Vi è poi il rapporto annuale Fashion transparency index di Fashion revolution, una piattaforma nata dopo il disastro del Rana Plaza e composta da accademici, addetti ai lavori del comparto moda, rappresentanti dei lavoratori e comuni cittadini. È finanziata per le attività principali dalla Laudes foundation, «lanciata nel 2020, […] per sfidare e ispirare l’industria a sfruttare il suo potere per il bene. Come parte dell’impresa familiare Brenninkmeijer, ci basiamo su sei generazioni di imprenditorialità e filantropia e siamo al fianco delle imprese Cofra e delle altre attività filantropiche private della famiglia».

Il rapporto analizza e classifica 250 marchi e rivenditori «in base alle informazioni che divulgano sulle loro politiche, sulle pratiche e impatti sociali e ambientali, nelle loro operazioni e nella catena di approvvigionamento». Il gruppo Cofra include il marchio di prodotti di abbigliamento C&A, che nel rapporto del 2021 rientrava nelle prime dieci aziende più virtuose, mentre Good On You attribuisce a C&A una valutazione di 3 (è un inizio).

Tuxla Gutierrez, Mexico, buxato steso ad asciugare

Un caso virtuoso

Vi sono infine alcune esperienze di rigenerazione avviate da aziende che hanno nella moda sostenibile uno dei loro obiettivi primari, come nel caso di Rifò, un laboratorio di Prato. La rigenerazione, ha spiegato nel podcast Il mondo alla radio di Vatican News il fondatore di Rifò Niccolò Cipriani, è propria del distretto tessile di Prato, dove da cento anni arrivano scarti industriali soprattutto di lana e cachemire che vengono selezionati per colore e qualità, sfilacciati, riportati allo stato di fibra e poi cardati.

L’idea di Rifò, racconta Cipriani, è nata da una sua esperienza come cooperante in Vietnam, che è uno dei principali centri manifatturieri del pianeta nell’ambito tessile: lì si è reso conto che l’industria dell’abbigliamento ha un problema di sovrapproduzione, al quale si aggiunge un parallelo problema di sovraconsumo, per cui le persone comprano di più di quello di cui hanno bisogno e le aziende producono più di quanto le persone comprano.

Rifò utilizza il 92% di fibre rigenerate di cachemire, cotone, jeans e poliestere e offre un servizio di raccolta di vestiti usati in cambio dei quali l’utente riceve buoni per effettuare acquisti sul sito.

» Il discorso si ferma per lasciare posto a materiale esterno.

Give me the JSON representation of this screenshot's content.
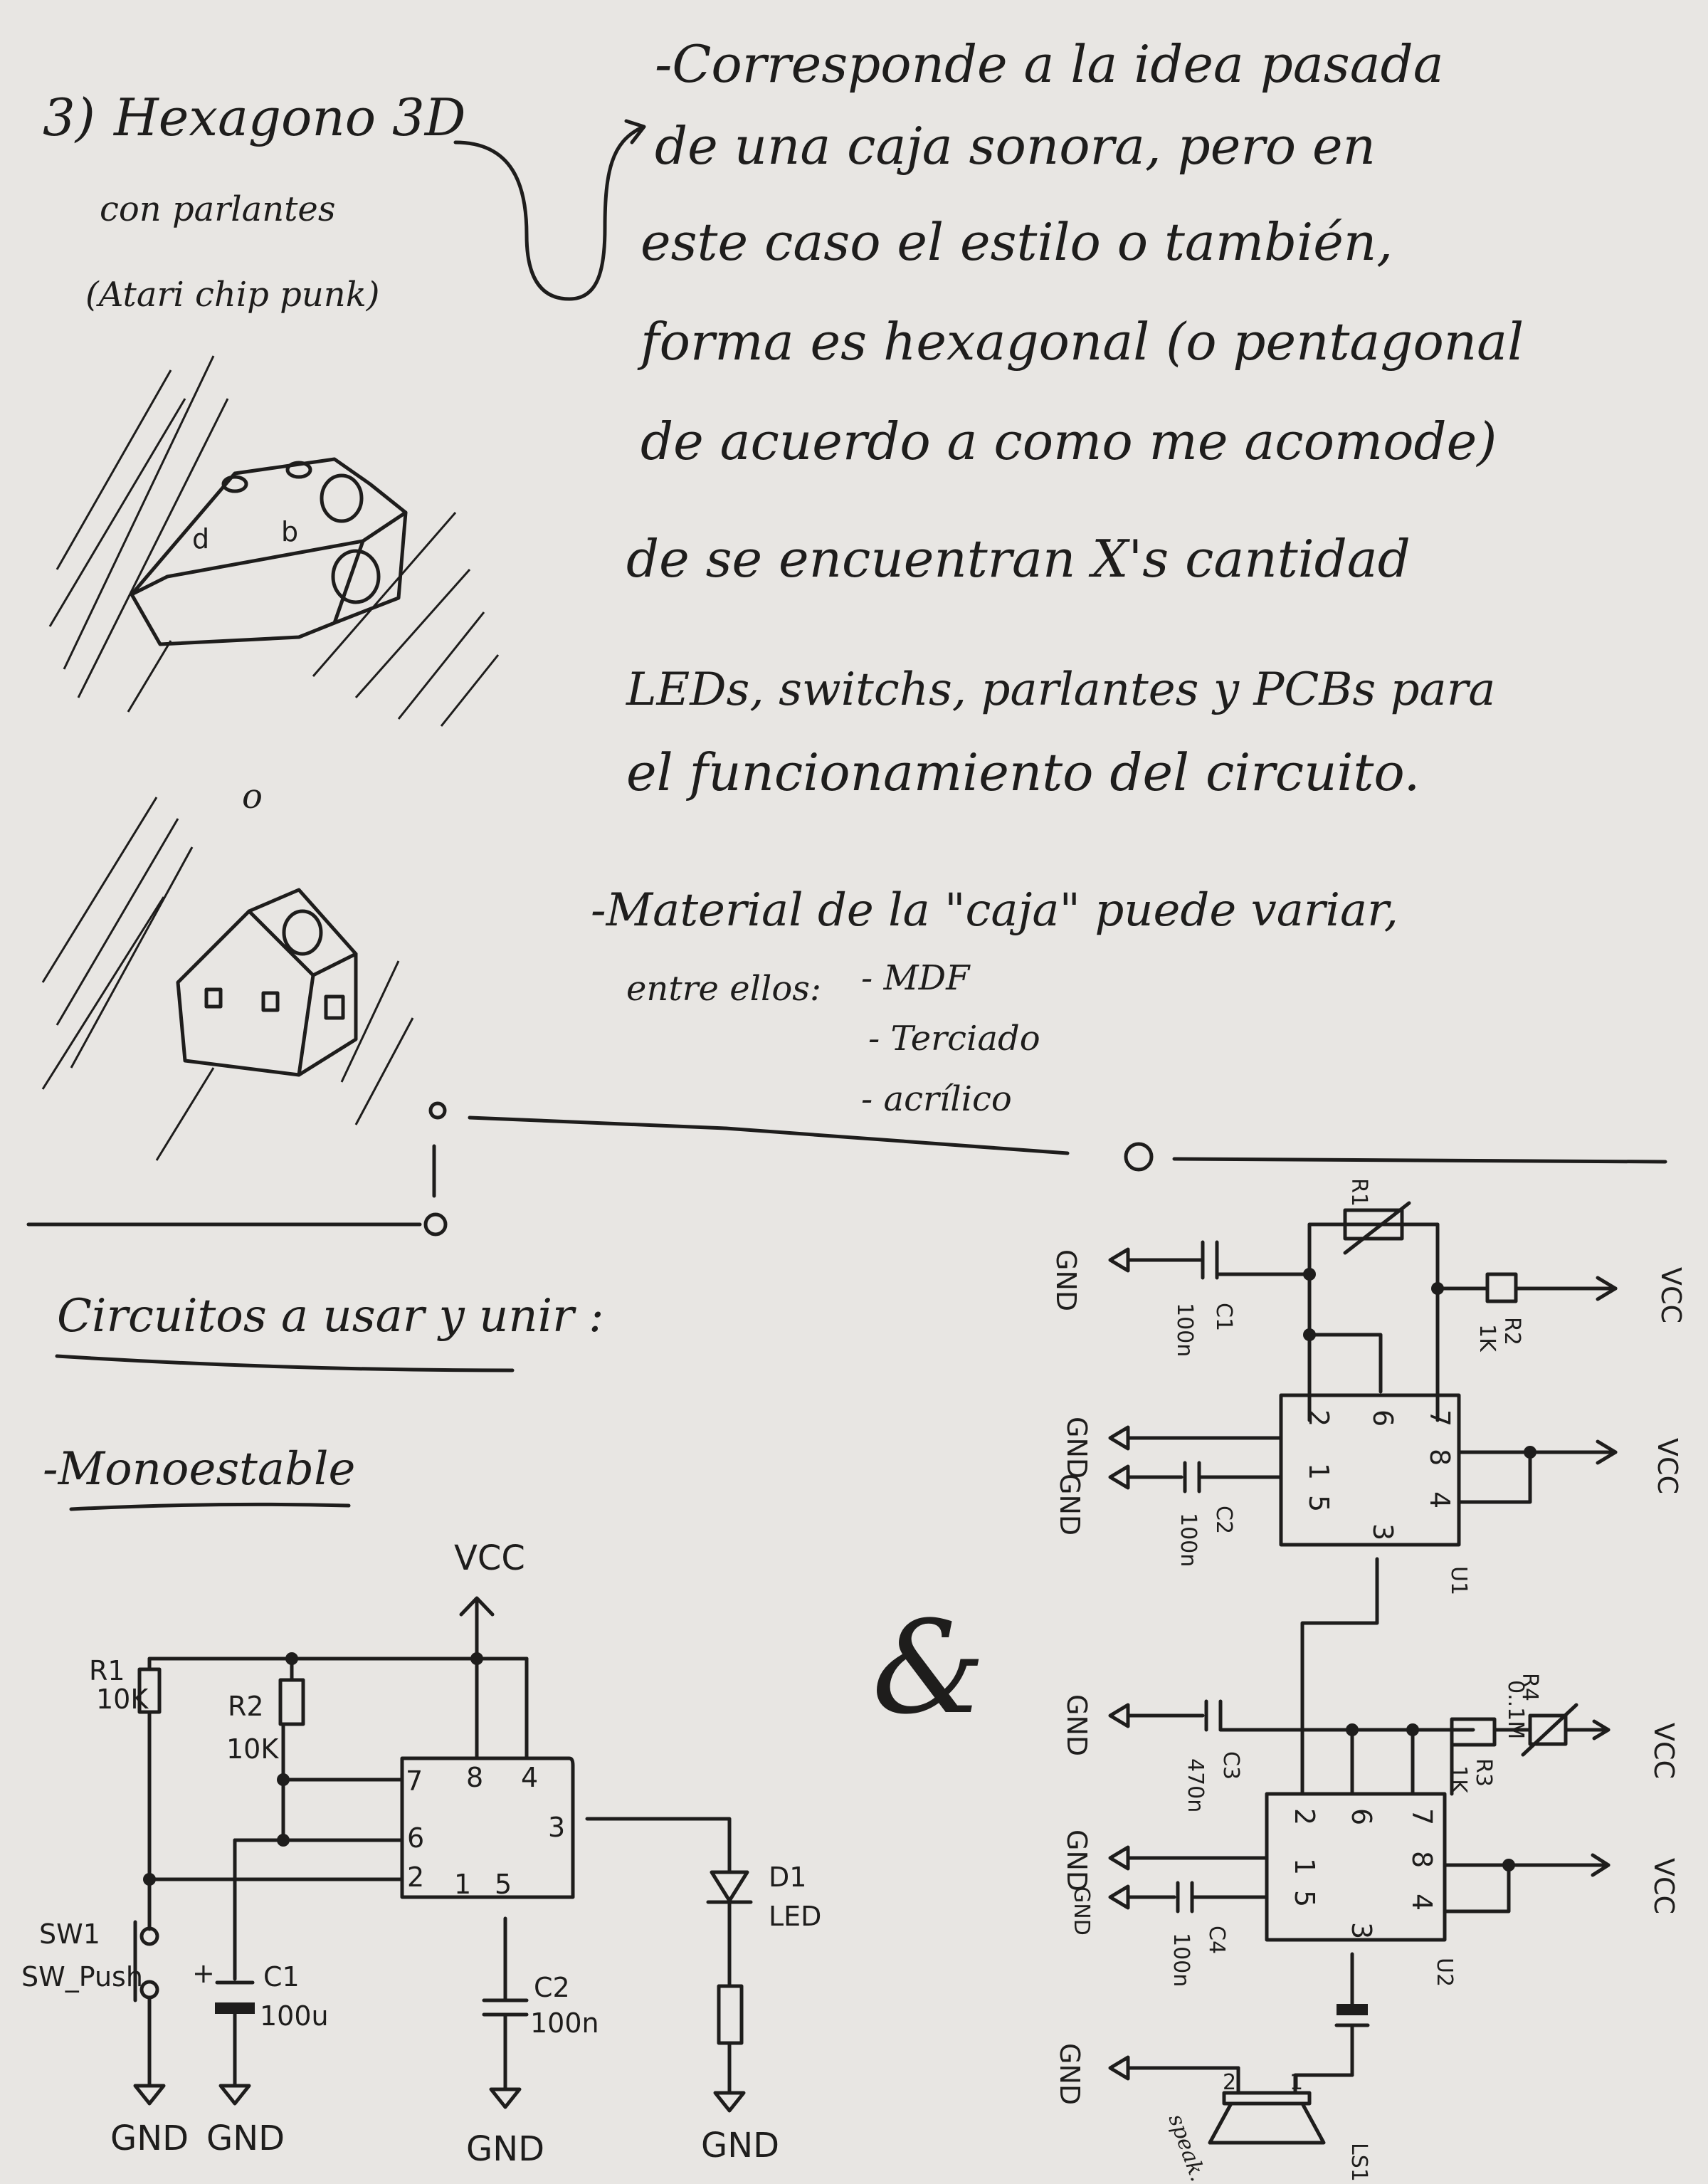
{
  "heading": {
    "number": "3)",
    "title_line1": "Hexagono 3D",
    "title_line2": "con parlantes",
    "title_line3": "(Atari chip punk)"
  },
  "description": {
    "lines": [
      "-Corresponde a la idea pasada",
      "de una caja sonora, pero en",
      "este caso el estilo o también,",
      "forma es hexagonal (o pentagonal",
      "de acuerdo a como me acomode)",
      "de se encuentran X's cantidad",
      "LEDs, switchs, parlantes y PCBs para",
      "el funcionamiento del circuito."
    ],
    "material_intro": "-Material de la \"caja\" puede variar,",
    "material_lead": "entre ellos:",
    "materials": [
      "- MDF",
      "- Terciado",
      "- acrílico"
    ]
  },
  "sketch_separator": "o",
  "circuits_heading": "Circuitos a usar y unir :",
  "monostable_heading": "-Monoestable",
  "ampersand": "&",
  "mono_circuit": {
    "vcc": "VCC",
    "r1": "R1",
    "r1_val": "10K",
    "r2": "R2",
    "r2_val": "10K",
    "pins_top": [
      "7",
      "8",
      "4"
    ],
    "pins_left": [
      "6",
      "2"
    ],
    "pin_out": "3",
    "pins_bottom": [
      "1",
      "5"
    ],
    "d1": "D1",
    "d1_val": "LED",
    "sw": "SW1",
    "sw_val": "SW_Push",
    "c1": "C1",
    "c1_val": "100u",
    "c2": "C2",
    "c2_val": "100n",
    "gnd": "GND"
  },
  "astable_circuit": {
    "gnd": "GND",
    "vcc": "VCC",
    "c1": "C1",
    "c1_val": "100n",
    "r1": "R1",
    "r2": "R2",
    "r2_val": "1K",
    "u1": "U1",
    "c2": "C2",
    "c2_val": "100n",
    "c3": "C3",
    "c3_val": "470n",
    "r3": "R3",
    "r3_val": "1K",
    "r4": "R4",
    "r4_val": "0..1M",
    "c4": "C4",
    "c4_val": "100n",
    "u2": "U2",
    "ls1": "LS1",
    "speaker_note": "speak.",
    "pins_row1": [
      "2",
      "6",
      "7"
    ],
    "pins_row2": [
      "1",
      "5",
      "8",
      "4"
    ],
    "pin_out": "3",
    "ls_pins": [
      "2",
      "1"
    ]
  }
}
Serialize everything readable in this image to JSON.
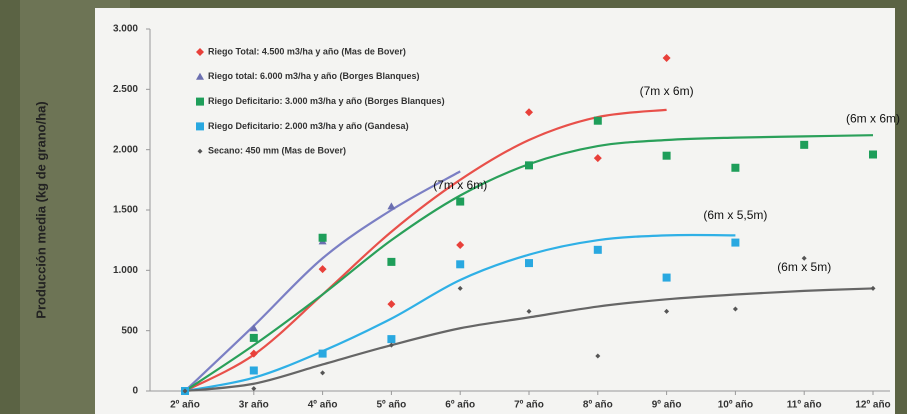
{
  "chart_data": {
    "type": "scatter",
    "y_label": "Producción media (kg de grano/ha)",
    "categories": [
      "2º año",
      "3r año",
      "4º año",
      "5º año",
      "6º año",
      "7º año",
      "8º año",
      "9º año",
      "10º año",
      "11º año",
      "12º año"
    ],
    "ylim": [
      0,
      3000
    ],
    "yticks": [
      0,
      500,
      {
        "value": 1000,
        "label": "1.000"
      },
      {
        "value": 1500,
        "label": "1.500"
      },
      {
        "value": 2000,
        "label": "2.000"
      },
      {
        "value": 2500,
        "label": "2.500"
      },
      {
        "value": 3000,
        "label": "3.000"
      }
    ],
    "grid": false,
    "legend": "upper left",
    "series": [
      {
        "name": "Riego Total: 4.500 m3/ha y año (Mas de Bover)",
        "color": "#e8403a",
        "marker": "diamond",
        "values": [
          0,
          310,
          1010,
          720,
          1210,
          2310,
          1930,
          2760,
          null,
          null,
          null
        ]
      },
      {
        "name": "Riego total: 6.000 m3/ha y año (Borges Blanques)",
        "color": "#6b6fb0",
        "marker": "triangle",
        "values": [
          0,
          520,
          1240,
          1530,
          null,
          null,
          null,
          null,
          null,
          null,
          null
        ]
      },
      {
        "name": "Riego Deficitario: 3.000 m3/ha y año (Borges Blanques)",
        "color": "#1e9e5a",
        "marker": "square",
        "values": [
          0,
          440,
          1270,
          1070,
          1570,
          1870,
          2240,
          1950,
          1850,
          2040,
          1960
        ]
      },
      {
        "name": "Riego Deficitario: 2.000 m3/ha y año (Gandesa)",
        "color": "#29a8e0",
        "marker": "square",
        "values": [
          0,
          170,
          310,
          430,
          1050,
          1060,
          1170,
          940,
          1230,
          null,
          null
        ]
      },
      {
        "name": "Secano: 450 mm (Mas de Bover)",
        "color": "#555555",
        "marker": "small",
        "values": [
          0,
          20,
          150,
          380,
          850,
          660,
          290,
          660,
          680,
          1100,
          850
        ]
      }
    ],
    "trend_lines": [
      {
        "color": "#e8504a",
        "values": [
          0,
          300,
          800,
          1320,
          1750,
          2080,
          2270,
          2330,
          null,
          null,
          null
        ]
      },
      {
        "color": "#7b7fc4",
        "values": [
          0,
          540,
          1100,
          1500,
          1820,
          null,
          null,
          null,
          null,
          null,
          null
        ]
      },
      {
        "color": "#2aa05a",
        "values": [
          0,
          380,
          800,
          1250,
          1620,
          1880,
          2030,
          2080,
          2100,
          2110,
          2120
        ]
      },
      {
        "color": "#2fb0e6",
        "values": [
          0,
          110,
          330,
          600,
          920,
          1130,
          1250,
          1290,
          1290,
          null,
          null
        ]
      },
      {
        "color": "#666666",
        "values": [
          0,
          60,
          220,
          380,
          520,
          610,
          700,
          760,
          800,
          830,
          850
        ]
      }
    ],
    "annotations": [
      {
        "text": "(7m x 6m)",
        "x": 4,
        "y": 1700
      },
      {
        "text": "(7m x 6m)",
        "x": 7,
        "y": 2480
      },
      {
        "text": "(6m x 6m)",
        "x": 10,
        "y": 2250
      },
      {
        "text": "(6m x 5,5m)",
        "x": 8,
        "y": 1450
      },
      {
        "text": "(6m x 5m)",
        "x": 9,
        "y": 1020
      }
    ]
  }
}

Un aspetto importante, racconta Cipriani, è quello della valutazione dell’impatto ambientale dei processi di riciclo, che non sempre sono sostenibili. Nel caso della rigenerazione delle fibre usate da Rifò si tratta di un processo meccanico, che richiede poca acqua e nel quale spesso non avviene la ritintura delle fibre con tutto il relativo impiego di prodotti inquinanti necessari per la colorazione. Altro punto chiave è quello della prevendita: Rifò produce solo ciò che viene ordinato, preferendo offrire uno sconto prima di produrre in cambio del tempo di attesa richiesto ai clienti per poter realizzare il prodotto, piuttosto che produrre in eccesso e fare poi i saldi.